DVD Review: Axed / Director: Ryan Lee Driscoll / Screenplay: Ryan Lee Driscoll / Starring: Jonathan Hansler, Andrea Gordon, Nicola Posener, Christopher Rithin / Release Date: July 30th
If there is a good thing about the current economic climate, it’s that people’s anger and frustration often leads to the creation of some great art. Axed was a film rife with possibilities, after all it concerns a buttoned down city worker going mental after he is laid off. Sadly though after the first twenty or so minutes in descends into amateur tedium.
The office drone in question is Kurt Wendell who has a bit of a breakdown in the car park when he leaves and then the next day wakes up as per normal and informs his family that they are all taking a day off. He drives his wife Steph, slutty daughter Megan and timid son Jay out to a cottage in the middle of nowhere so that they can spend the day as a family. What Kurt’s family don’t know is that Kurt has his boss tied up in the loft whom he suspects of having an affair with his wife and that Kurt doesn’t intend that any of them will leave alive.

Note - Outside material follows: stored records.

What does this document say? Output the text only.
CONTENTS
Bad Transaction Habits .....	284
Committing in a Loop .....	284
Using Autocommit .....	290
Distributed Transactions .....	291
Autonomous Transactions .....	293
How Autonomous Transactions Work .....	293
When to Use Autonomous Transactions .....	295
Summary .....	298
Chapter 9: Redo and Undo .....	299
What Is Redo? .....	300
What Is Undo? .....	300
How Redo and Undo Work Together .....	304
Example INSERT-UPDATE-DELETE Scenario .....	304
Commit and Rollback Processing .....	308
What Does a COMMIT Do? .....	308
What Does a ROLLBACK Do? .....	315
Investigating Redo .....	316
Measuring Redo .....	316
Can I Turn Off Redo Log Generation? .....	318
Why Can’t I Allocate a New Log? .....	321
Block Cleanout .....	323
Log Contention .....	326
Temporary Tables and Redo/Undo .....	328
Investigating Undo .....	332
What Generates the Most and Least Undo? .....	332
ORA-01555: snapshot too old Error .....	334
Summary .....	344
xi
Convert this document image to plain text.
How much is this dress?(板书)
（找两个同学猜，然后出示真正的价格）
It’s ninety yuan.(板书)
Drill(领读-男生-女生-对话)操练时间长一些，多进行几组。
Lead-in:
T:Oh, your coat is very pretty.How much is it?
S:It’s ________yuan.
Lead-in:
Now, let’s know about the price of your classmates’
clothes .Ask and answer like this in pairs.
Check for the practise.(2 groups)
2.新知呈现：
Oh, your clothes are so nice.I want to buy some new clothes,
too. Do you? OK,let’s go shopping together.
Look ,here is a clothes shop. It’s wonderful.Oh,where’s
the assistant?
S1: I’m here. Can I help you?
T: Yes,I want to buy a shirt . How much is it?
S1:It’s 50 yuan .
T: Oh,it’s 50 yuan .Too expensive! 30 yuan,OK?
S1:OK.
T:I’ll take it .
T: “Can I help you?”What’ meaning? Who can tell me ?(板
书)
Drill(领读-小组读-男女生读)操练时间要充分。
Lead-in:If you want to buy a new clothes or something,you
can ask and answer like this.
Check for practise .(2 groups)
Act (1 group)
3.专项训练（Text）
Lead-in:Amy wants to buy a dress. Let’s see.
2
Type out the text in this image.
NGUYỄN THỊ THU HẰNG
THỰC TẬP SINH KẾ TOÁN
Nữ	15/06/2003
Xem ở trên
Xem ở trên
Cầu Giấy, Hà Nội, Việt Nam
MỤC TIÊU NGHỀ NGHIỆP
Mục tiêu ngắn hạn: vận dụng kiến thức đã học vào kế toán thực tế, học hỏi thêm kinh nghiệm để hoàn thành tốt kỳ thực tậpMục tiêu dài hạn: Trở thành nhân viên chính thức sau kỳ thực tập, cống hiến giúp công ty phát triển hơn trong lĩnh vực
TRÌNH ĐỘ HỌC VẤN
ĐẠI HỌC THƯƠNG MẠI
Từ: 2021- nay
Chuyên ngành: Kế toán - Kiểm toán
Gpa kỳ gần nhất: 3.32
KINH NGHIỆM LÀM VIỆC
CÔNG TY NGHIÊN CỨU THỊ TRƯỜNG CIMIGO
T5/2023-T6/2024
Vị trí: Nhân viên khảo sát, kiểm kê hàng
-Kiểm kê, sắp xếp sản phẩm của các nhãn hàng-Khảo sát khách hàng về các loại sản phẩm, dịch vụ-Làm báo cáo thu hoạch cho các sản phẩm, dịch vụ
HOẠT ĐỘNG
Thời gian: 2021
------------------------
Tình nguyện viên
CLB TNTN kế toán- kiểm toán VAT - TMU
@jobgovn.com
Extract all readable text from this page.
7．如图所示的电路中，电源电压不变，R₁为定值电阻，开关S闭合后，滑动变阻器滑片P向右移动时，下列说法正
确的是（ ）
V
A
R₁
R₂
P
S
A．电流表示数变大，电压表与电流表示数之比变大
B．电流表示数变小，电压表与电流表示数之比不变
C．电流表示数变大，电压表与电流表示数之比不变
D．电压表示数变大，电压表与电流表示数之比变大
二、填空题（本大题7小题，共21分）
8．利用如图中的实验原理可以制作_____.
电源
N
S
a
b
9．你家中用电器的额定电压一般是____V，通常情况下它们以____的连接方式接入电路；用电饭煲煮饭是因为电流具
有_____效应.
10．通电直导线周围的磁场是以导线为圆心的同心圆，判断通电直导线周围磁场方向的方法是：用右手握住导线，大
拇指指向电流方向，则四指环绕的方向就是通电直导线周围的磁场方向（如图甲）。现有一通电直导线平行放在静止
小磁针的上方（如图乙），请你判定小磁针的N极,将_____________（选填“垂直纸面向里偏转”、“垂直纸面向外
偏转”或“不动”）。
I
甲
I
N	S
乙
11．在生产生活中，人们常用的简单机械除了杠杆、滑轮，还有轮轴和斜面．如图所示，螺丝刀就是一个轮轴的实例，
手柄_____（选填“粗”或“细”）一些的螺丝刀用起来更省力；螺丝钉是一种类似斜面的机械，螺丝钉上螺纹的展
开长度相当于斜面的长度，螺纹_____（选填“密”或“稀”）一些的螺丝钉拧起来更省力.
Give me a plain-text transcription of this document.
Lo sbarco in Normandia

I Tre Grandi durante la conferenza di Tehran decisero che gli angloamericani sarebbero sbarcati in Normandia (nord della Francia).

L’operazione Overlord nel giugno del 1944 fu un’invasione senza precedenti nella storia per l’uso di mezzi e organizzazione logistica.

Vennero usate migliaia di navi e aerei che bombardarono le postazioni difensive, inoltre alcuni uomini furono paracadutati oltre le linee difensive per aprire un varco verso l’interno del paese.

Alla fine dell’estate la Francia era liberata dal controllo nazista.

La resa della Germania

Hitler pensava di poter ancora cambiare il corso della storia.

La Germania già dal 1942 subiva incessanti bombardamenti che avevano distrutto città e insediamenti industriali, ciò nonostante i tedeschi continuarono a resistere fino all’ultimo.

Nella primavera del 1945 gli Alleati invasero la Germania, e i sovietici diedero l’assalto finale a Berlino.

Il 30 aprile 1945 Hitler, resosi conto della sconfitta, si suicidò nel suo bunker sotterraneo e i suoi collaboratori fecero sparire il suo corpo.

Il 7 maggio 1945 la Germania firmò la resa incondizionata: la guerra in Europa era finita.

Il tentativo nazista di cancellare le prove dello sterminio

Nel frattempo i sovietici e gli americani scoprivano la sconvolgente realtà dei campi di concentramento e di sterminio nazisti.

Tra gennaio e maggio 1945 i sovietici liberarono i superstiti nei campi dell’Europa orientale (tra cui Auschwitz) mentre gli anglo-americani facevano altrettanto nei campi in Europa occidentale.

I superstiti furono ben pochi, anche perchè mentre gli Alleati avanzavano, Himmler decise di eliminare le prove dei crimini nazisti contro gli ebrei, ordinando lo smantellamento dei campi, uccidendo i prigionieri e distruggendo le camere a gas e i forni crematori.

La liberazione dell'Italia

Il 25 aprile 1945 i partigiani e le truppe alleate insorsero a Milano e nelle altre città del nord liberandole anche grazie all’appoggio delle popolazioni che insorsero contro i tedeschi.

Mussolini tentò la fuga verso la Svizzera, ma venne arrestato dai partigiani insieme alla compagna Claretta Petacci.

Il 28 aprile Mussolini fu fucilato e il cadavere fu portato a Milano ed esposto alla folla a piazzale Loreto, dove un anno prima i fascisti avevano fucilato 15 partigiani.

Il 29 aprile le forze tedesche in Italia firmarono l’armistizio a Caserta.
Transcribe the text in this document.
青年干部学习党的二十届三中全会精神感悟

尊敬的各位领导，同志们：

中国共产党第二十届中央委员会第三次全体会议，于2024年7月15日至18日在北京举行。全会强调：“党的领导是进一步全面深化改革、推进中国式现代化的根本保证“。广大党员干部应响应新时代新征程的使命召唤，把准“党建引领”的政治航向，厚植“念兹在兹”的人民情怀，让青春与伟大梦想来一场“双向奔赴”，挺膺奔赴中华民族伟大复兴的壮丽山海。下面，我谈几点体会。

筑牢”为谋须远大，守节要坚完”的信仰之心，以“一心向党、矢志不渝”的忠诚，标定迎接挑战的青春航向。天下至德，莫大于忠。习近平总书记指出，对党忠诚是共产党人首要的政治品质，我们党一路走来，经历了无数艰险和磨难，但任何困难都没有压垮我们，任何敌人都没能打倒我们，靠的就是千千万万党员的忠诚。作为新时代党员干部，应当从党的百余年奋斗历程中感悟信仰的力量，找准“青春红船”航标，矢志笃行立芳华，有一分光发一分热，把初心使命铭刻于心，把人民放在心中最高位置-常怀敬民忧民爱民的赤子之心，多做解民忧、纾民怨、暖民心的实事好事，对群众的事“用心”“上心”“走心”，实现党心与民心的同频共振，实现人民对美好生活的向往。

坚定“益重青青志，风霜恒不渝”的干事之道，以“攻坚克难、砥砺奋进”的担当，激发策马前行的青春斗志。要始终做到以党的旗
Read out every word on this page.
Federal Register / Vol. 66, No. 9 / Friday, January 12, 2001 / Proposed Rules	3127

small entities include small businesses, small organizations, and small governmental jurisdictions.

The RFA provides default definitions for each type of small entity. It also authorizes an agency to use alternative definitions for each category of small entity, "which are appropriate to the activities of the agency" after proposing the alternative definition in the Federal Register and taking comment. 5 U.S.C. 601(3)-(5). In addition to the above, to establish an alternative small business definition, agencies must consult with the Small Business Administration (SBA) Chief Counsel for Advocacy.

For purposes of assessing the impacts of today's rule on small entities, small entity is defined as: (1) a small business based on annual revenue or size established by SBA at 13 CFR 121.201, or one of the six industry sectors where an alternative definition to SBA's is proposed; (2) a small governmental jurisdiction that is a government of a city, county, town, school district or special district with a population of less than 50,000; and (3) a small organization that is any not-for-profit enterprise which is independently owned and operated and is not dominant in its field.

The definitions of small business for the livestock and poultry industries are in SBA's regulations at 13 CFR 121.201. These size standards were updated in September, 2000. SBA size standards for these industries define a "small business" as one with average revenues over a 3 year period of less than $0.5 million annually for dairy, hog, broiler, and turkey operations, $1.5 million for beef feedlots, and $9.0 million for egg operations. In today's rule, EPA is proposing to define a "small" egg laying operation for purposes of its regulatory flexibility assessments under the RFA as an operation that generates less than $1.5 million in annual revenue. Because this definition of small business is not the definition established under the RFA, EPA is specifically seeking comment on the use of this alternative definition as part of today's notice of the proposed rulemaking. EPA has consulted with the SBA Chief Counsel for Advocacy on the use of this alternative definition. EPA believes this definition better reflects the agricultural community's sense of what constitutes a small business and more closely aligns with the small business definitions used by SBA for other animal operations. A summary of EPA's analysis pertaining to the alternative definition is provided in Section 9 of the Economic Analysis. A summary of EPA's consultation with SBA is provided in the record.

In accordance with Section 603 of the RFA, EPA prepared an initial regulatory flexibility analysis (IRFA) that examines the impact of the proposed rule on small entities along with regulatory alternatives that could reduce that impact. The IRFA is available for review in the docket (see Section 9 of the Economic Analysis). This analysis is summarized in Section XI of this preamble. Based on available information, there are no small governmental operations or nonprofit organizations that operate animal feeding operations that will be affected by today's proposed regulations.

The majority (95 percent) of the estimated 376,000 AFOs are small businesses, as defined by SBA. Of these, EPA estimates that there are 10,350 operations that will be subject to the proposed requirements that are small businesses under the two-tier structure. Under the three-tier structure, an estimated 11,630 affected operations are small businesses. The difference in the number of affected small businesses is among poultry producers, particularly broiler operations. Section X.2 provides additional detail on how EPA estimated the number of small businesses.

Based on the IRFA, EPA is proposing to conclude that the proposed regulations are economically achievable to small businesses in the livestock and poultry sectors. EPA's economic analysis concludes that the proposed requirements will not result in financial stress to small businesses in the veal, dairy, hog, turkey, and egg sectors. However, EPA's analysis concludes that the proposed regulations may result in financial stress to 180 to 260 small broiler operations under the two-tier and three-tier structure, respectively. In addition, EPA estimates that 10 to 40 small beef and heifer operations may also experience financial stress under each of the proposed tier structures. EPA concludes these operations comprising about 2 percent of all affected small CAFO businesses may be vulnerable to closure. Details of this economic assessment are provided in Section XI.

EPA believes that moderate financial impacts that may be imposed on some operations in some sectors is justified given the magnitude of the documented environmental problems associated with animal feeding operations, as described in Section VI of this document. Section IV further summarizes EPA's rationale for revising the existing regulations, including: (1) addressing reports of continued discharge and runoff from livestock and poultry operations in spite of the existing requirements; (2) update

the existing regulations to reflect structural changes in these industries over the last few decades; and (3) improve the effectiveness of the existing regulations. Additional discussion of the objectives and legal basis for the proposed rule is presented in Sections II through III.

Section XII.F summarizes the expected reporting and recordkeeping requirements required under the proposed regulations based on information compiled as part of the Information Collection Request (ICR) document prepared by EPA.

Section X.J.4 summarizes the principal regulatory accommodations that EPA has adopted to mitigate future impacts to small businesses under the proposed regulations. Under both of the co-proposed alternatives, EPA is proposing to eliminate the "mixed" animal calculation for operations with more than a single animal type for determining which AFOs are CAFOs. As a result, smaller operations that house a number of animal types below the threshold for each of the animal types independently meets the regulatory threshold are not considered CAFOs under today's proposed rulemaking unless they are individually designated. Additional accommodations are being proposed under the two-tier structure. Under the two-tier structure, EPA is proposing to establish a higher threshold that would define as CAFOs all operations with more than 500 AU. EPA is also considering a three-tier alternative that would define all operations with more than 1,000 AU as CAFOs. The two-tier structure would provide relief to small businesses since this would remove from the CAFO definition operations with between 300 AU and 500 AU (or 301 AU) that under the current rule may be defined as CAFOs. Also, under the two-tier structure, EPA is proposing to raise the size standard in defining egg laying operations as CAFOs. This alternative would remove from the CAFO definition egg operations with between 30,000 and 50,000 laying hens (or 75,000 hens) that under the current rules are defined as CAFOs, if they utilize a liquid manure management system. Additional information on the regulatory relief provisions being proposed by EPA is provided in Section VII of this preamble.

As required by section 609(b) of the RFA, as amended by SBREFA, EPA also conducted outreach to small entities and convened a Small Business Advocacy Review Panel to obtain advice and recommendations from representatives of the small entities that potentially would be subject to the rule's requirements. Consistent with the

We’ve seen worse but Axed is awful, almost nothing about it works. The list of faults is endless but let’s start with the script. Having a pretty good set up is one thing but the remaining one hour and a half does nothing with the premise, character development is at a zero. We learn that Kurt is a bit strict, his son he suspects is gay and his daughter is just a normal flaunty teenager coming into her sexuality. They both hate him and his wife is just miserable. At no point is there any kind of revelation about the family’s relationship or the simmering tensions that are clearly there.
Worse than the writing are the performances. Hansler as the father is one of the most over the top and misjudged performances we’ve seen in a while. Subtlety was probably called for but Hansler thinks he’s Alan Rickman playing a scenery-chewing villain and it’s ridiculous. Rithin and Gordon as the wife and daughter are equally awful, only being called upon to react with horror and getting even that wrong. Only Posener as the daughter strikes anything of a realistic note as a typical rebellious daughter.
Director Ryan Lee Driscoll shows no clue on how to properly frame a shot or shoot a set piece. Each time action is supposed to occur (mostly a murder) the actors all hold back seeming to be worried because there are no stunt doubles or insurance and the effect is hilarious not horrifying.
There may have been the germ of a good idea here at some point but this is just awful.